32. NYINYIRAN LAGI

7.1K 834 50
                                    

Haiii.. Aku hadir lagi nih👋🤗

Aku mau ngucapin terimakasih untuk semuanya yang sudah mendoakan kesembuhan ibu dan adikku.

Alhamdulillah ibu dan adikku sudah sembuh, masa isomanya juga sudah berakhir. ☺🤗❤

Semoga doa baik teman-teman semua di balas dengan jutaan kebaikan dan nikmat dari Allah SWT. Aamiin.

Terimakasih ❤

Selamat membaca🤗❤

🍁🍁🍁🍁🍁

“Udah siap kan nduk?” tanya ibu dari balik pintu kamarku.

Aku menoleh menatap ibu yang berdiri di ambang pintu kamarku kemudian tersenyum pada Ibu.  “Udah kok bu, Devi udah selesai.” Mematut di depan cermin kupastikan sekali lagi tampilanku sudah rapi. Aku memakai gamis berwarna dusty pink dengan warna jilbab yang senada.

“Yowes ayo turun semuanya juga udah siap, tinggal nunggu kamu aja terus kita semua berangkat.” ajak Ibu yang kemudian turun terlebih dulu. Selepas maghrib malam ini kami semua sekeluarga, beserta Pakdhe, Budhe, mas Tito dan Mas Radit akan bersilaturahim ke rumah mas Ferdy membicarakan perihal tanggal pernikahan kami berdua.

Di daerah tempatku tinggal hal ini biasa disebut ‘Mbalekne Lamaran’ yang artinya adalah mengembalikan lamaran.

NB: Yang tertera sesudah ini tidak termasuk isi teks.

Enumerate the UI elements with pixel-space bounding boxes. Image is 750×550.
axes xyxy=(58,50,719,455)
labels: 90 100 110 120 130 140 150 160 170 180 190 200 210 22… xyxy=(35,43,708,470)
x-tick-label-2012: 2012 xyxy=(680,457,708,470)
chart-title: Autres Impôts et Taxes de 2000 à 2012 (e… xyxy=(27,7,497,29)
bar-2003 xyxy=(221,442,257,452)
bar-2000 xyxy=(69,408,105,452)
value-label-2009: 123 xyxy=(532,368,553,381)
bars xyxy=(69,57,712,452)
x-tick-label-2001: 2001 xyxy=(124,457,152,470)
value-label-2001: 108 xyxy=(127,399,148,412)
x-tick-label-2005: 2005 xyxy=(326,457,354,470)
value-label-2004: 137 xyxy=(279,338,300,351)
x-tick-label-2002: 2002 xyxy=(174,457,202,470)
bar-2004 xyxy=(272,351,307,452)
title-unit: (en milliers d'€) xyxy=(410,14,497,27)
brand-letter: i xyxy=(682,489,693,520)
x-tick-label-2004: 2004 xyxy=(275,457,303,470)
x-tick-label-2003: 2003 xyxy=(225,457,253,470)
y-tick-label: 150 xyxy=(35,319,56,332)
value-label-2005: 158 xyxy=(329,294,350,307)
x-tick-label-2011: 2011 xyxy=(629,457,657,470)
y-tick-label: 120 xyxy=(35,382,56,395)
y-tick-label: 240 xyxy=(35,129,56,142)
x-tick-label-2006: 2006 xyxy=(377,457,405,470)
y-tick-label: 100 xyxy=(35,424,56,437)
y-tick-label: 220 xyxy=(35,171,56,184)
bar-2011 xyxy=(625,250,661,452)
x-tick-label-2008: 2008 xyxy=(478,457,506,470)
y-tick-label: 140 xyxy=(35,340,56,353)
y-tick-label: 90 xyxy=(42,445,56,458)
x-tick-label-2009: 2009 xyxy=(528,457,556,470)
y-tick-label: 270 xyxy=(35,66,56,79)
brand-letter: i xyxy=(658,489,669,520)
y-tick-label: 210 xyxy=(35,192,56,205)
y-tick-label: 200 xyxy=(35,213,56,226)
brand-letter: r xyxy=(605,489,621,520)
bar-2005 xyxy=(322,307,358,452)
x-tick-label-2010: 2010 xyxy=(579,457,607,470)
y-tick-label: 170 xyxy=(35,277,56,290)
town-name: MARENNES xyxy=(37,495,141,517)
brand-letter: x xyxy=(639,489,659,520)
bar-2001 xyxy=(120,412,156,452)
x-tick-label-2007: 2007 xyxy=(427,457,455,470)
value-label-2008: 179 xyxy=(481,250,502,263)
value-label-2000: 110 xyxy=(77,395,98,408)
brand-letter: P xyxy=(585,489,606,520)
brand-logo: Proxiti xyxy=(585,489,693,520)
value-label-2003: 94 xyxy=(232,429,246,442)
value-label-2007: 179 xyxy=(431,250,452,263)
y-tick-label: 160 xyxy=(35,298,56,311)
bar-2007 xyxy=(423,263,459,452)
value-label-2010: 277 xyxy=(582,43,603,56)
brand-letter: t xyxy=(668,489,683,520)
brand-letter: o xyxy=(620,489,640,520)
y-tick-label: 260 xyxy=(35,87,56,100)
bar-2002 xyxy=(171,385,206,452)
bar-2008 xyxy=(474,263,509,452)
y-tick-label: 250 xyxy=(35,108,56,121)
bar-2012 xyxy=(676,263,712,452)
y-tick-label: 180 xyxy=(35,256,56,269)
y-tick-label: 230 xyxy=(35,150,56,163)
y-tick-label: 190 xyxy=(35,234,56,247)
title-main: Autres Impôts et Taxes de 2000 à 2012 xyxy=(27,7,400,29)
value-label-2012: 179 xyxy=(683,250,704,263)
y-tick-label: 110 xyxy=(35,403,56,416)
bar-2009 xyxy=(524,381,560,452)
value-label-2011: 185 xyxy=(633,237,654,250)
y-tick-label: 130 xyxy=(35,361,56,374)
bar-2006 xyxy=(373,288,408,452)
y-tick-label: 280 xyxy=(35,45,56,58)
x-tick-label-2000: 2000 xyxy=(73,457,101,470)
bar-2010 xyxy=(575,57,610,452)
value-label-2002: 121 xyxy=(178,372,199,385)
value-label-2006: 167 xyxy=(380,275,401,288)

Bukan berarti menolak lamaran ya, tapi lebih kepada pihak perempuan memberikan jawaban sekaligus membawa tanggal pernikahan. Jadi kalau keluarga pihak laki-laki datang ke rumah pihak perempuan dengan membawa lamaran, maka keluarga pihak perempuan datang ke rumah pihak laki-laki dengan membawa tanggal pernikahan. Karena memang yang menentukan tanggal pernikahan adalah pihak perempuan.

Rombongan keluargaku yang berjumlah tiga mobil mulai berangkat menuju rumah mas Ferdy. Setelah 20 menit perjalan akhirnya kami semua sampai di rumah mas Ferdy. Aku, istrinya mas Tito, istrinya mas Radit, dan beberapa Budhe ku mengambil hantaran yang ada di bagasi kemudian membawanya untuk di serahkan kepada tantenya mas Ferdy dan beberapa asisten rumah tangga mama Niken yang kemudian di bawa masuk kedalam lewat garasi. Selanjutnya aku menyusul masuk keluargaku lewat pintu ruang tamu.

Sudah bisa kutebak saat aku masuk ke dalam rumah mas Ferdy, bukan hanya mas Ferdy dan mama Niken dan keluarganya yang menyambutku tetapi juga dari calon putri kecilku Adelia. 

“Mamiiii.” teriaknya kegirangan saat melihatku masuk, dia berusaha turun dari pangkuan Bapak lalu berlari menghambur ke dalam pelukanku. Aku balas memeluknya kemudian mencium pipinya gemas.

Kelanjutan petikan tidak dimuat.